Nurul memaksa Daniel untuk bertemu. Terus terang waktu melihat Nurul, Daniel kuatir karena dia mencelakai dirinya ketika mengetahui bahwa dia akan menikah. Ini semua Daniel tahu dari Resky sahabat Nurul. Resky dan Natalia juga setuju mereka berpisah karena banyak yang terluka dengan hubungan mereka. Namun situasinya Nurul tidak perna dewasa.

"Bisa kita ganti tempat makannya."

"Ini enak loh Anna cafenya. Kamu pasti suka. Capucinonya enak. Itu kan kesukaan kamu."

Juan sudah melihat dokter Nurul dan Daniel tunangan Anna.

"Iya Amel lain kali saja kita nongkrong disini."

"Kenapa sih kalian berdua." Juan langsung mengandeng tangan kedua sahabat ceweknya ini. Hati Daniel sudah tidak karuan. Dia bimbang antara menenangkan Nurul atau calon istrinya Anna yang melihat dia bertemu dengan Nurul.

"Aku harus pamit. Mohon maaf Nur."

"Kenapa?? Apa kamu mau bertemu dengan Anna. Katanya Anna lagi mau keluar dengan sahabat - sahabatnya.

"Aku pamit Nur. Aku mencintai Anna. Dan kami akan menikah. Aku mau kamu harus dewasa atas keputusan saya."

Daniel keluar cafe itu hendak menyusul Anna. Namun ternyata Anna tidak ada bersama teman - temannya di Cafe sebelah. Kawasan ini banyak sekali cafe. Daniel putus asa. Apalagi, Ketika menghubungi handphone Anna sudah tidak aktif. Daniel pulang ke rumah, namun tidak bertemu Anna. Kembali dia menghubungi namun tidak bisa. Sampai pukul sebelas malam Anna belum - belum pulang.

"Adek, Anna masih di rumah sakit. Ngak biasa dia pulang jam segini."

"Iya ma."

"Kalau Anna pulang, panasi saja makanannya ya. Mama masak makanan kesukaannya."
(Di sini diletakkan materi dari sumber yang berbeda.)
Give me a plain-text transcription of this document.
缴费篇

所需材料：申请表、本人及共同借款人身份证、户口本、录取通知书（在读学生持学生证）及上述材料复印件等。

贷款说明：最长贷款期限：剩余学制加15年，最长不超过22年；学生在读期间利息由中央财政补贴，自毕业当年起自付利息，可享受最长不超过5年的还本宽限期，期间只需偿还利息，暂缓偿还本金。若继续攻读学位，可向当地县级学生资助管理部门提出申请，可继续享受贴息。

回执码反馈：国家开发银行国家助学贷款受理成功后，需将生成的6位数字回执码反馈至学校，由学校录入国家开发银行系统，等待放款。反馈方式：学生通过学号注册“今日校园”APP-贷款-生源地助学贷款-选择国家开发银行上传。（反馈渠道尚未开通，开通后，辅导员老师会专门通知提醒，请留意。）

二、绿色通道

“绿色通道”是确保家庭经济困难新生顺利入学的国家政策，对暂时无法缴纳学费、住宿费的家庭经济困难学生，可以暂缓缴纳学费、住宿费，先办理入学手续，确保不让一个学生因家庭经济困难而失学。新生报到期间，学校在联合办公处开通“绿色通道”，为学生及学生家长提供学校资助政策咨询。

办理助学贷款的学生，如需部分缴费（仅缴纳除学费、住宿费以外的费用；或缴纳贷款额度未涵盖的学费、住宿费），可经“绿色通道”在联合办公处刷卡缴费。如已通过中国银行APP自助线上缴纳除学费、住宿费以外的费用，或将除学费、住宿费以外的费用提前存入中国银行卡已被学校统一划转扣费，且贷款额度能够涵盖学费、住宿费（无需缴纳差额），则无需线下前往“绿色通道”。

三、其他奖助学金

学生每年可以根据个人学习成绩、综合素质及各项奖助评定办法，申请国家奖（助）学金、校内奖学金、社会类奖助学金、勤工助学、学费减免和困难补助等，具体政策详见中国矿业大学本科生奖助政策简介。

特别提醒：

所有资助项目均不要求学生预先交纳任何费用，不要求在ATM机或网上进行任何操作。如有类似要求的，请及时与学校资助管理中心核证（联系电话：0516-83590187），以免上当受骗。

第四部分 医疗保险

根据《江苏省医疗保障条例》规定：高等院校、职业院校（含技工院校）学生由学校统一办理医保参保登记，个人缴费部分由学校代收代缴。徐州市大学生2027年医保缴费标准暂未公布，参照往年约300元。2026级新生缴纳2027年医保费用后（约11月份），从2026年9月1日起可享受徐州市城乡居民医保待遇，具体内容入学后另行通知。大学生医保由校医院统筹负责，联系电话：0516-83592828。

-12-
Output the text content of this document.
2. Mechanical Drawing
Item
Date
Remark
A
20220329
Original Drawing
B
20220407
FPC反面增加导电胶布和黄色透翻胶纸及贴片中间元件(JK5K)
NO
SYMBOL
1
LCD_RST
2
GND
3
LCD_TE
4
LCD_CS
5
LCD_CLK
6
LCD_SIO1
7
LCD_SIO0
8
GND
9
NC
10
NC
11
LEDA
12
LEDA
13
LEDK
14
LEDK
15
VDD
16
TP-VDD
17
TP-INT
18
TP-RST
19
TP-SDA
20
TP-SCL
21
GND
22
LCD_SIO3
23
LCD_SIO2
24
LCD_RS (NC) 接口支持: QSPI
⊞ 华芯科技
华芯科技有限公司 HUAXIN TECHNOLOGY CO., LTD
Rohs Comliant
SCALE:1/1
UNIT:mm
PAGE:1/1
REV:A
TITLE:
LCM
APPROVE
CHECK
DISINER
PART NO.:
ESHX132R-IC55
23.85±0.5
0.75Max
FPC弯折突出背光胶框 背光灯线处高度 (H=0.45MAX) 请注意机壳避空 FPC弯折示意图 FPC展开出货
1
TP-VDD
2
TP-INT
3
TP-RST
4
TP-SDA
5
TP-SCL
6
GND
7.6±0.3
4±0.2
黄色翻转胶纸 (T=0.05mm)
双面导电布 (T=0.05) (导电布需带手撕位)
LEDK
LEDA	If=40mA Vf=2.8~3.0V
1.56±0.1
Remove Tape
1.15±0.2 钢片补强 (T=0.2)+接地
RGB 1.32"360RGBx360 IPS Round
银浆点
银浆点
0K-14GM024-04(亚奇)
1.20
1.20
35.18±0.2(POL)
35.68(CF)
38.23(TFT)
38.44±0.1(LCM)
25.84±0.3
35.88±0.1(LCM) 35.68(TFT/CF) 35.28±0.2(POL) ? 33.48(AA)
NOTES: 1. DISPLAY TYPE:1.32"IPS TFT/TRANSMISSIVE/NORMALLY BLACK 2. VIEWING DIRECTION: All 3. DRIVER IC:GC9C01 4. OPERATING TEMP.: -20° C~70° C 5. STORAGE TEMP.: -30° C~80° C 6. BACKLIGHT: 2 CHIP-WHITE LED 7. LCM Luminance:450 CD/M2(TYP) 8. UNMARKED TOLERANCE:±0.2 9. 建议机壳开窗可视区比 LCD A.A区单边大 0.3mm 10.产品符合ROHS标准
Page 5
Daniel menyesali perbuatannya. Dia mencoba menghubungi Anna tetapi tetap saja tidak bisa. Sementara Anna masih berada di rumah Amelia. Sahabatnya. Anna hanya menahan sakit hatinya. Sesekali dia menangis. Amelia tidak tahu apa yang terjadi. Dia pikir Anna menangis karena sedih, sebentar lagi dia akan menikah dan mereka mungkin akan susah berkomunikasi.

Amelia memeluk sahabatnya ini. Mencoba menenangkannya.

"Its oke sis. Kita akan tetap saling menyayangi walaupun kamu sudah menikah kan. Jangan sedih. Jangan menangis."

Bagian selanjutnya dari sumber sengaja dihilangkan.